L’équipe d’Emilie Dubois, Florence Pinet et coll. (Institut Pasteur de Lille, Inserm U 744, « Santé publique et épidémiologie moléculaire des maladies liées au vieillissement »), a recherché un marqueur biologique du RVG. Ils se sont fondés sur les possibilités données par les technologies de pointe, qui permettent l’examen du protéome et des altérations des expressions protéiques.

L’équilibre entre les kinases et les phosphatases.

Certains états pathologiques et notamment des maladies cardiovasculaires, peuvent s’accompagner de dérégulations de la phosphorylation. Par exemple, des études ont montré que l’équilibre entre les kinases et les phosphatases, qui cordonnent la phosphorylation des protéines de la contractilité du cardiomyocyte, est rompu dans l’insuffisance cardiaque. L’altération de la phosphorylation des protéines contractiles contribuant au défaut de fonction de la pompe cardiaque.

Les chercheurs français ont utilisé un modèle animal d’insuffisance cardiaque (un modèle d’infarctus du myocarde chez le rat, où l’induction d’un infarctus antérieur entraîne un RVG et une insuffisance cardiaque) et les technologies dites « phosphoprotéomiques » pour mettre en relation des profils de phosphorylation avec l’étendue du RVG.

Emilie Dubois et coll. se sont focalisés sur la troponine T car « la troponine T totale circulante est un biomarqueur établi des dommages myocardiques ; ses taux plasmatiques ont des implications pronostiques dans l’infarctus du myocarde et l’insuffisance cardiaque. » Ils ont ainsi découvert que le remodelage est associé à une réduction de la troponine T phosphorylée à la fois plasmatique et myocardique.

La poursuite de cette recherche a consisté à vérifier ces observations chez des patients. À cette fin, des anticorps polyclonaux spécifiques qui reconnaissent la troponine T phosphorylée murine et humaine ont été mis au point. Ils ont été testés chez 91 patients ayant souffert d’un infarctus et faisant partie d’une cohorte nommée « REVE » (REmodelage VEntriculaire). On a réalisé une analyse du plasma prélevé dans la première semaine après l’infarctus. On a comparé les chiffres avec l’ampleur du remodelage un an an plus tard (remodelage faible, intermédiaire ou important).

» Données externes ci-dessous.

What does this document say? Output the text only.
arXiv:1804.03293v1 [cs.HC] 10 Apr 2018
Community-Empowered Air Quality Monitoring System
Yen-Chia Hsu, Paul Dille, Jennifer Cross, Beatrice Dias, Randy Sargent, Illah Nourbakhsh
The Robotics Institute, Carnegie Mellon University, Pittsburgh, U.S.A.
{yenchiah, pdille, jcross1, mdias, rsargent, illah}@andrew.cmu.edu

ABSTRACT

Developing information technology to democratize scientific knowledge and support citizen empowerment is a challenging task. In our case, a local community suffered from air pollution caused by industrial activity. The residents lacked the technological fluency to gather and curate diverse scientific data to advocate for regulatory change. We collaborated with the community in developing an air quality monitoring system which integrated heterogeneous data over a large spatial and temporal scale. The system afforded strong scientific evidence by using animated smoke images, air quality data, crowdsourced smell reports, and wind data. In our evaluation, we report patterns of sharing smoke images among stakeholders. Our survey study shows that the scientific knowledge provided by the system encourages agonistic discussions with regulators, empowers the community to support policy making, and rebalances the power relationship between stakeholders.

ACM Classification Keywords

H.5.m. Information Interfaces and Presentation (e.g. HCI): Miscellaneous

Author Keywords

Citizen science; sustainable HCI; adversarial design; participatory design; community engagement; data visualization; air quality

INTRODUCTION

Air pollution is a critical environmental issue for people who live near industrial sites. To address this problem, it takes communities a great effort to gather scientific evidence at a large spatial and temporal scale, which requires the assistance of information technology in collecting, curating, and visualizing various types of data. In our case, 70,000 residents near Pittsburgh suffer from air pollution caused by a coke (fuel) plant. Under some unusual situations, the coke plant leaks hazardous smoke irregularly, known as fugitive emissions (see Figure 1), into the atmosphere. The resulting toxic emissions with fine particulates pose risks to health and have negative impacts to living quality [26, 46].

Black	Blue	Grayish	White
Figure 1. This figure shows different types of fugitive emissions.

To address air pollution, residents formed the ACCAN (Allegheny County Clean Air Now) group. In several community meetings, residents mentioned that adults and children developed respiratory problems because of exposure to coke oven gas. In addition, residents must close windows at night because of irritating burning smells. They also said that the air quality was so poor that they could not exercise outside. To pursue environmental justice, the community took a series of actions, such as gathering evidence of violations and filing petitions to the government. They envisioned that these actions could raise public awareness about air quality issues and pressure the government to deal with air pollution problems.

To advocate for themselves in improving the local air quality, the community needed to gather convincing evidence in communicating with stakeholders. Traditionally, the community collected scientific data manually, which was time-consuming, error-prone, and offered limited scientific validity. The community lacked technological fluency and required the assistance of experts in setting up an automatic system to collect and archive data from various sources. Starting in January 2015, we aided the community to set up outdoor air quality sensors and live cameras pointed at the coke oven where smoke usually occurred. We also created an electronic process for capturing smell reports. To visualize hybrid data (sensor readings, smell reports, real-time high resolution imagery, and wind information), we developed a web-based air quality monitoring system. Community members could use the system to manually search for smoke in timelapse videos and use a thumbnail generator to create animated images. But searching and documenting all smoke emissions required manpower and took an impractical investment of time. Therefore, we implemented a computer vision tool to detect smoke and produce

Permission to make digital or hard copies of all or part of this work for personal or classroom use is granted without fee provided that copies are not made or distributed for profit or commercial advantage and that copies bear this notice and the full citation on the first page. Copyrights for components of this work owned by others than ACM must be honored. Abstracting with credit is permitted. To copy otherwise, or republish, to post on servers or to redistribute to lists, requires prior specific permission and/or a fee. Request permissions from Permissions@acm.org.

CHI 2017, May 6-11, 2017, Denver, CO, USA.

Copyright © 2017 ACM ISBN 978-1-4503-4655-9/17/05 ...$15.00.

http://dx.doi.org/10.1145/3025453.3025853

« Nous avons observé une réduction significative de la troponine T phosphorylée ainsi que du rapport troponine T phosphorylée/troponine T totale chez les personnes ayant un remodelage élevé ou intermédiaire. » Plus le patient présente un fort RVG, plus le niveau de phosphorylation observé est faible.

Les différences sont restées statistiquement significatives après ajustement pour les autres déterminants du RVG.

Troponine T phosphorylée circulante.

Les chercheurs posent maintenant l’hypothèse que le niveau de troponine T phosphorylée circulante pourrait constituer un nouveau biomarqueur aidant à augurer d’un RVG important dans le post-infarctus, et qui pourrait être utilisable en clinique.

Un brevet a été déposé avec Inserm-Transfert. Maintenant, il importe de confirmer ces résultats dans une cohorte de patients. On pourra chercher aussi à savoir si ce paramètre permet d’aider au pronostic de sévérité dans l’insuffisance cardiaque. Si cela se confirmait, les cliniciens disposeraient d’une méthode non invasive et peu onéreuse pour évaluer l’échelle de risque dans le post-infarctus ou l’insuffisance cardiaque, soulignent les auteurs.

European Heart Journal, 26 avril 2010.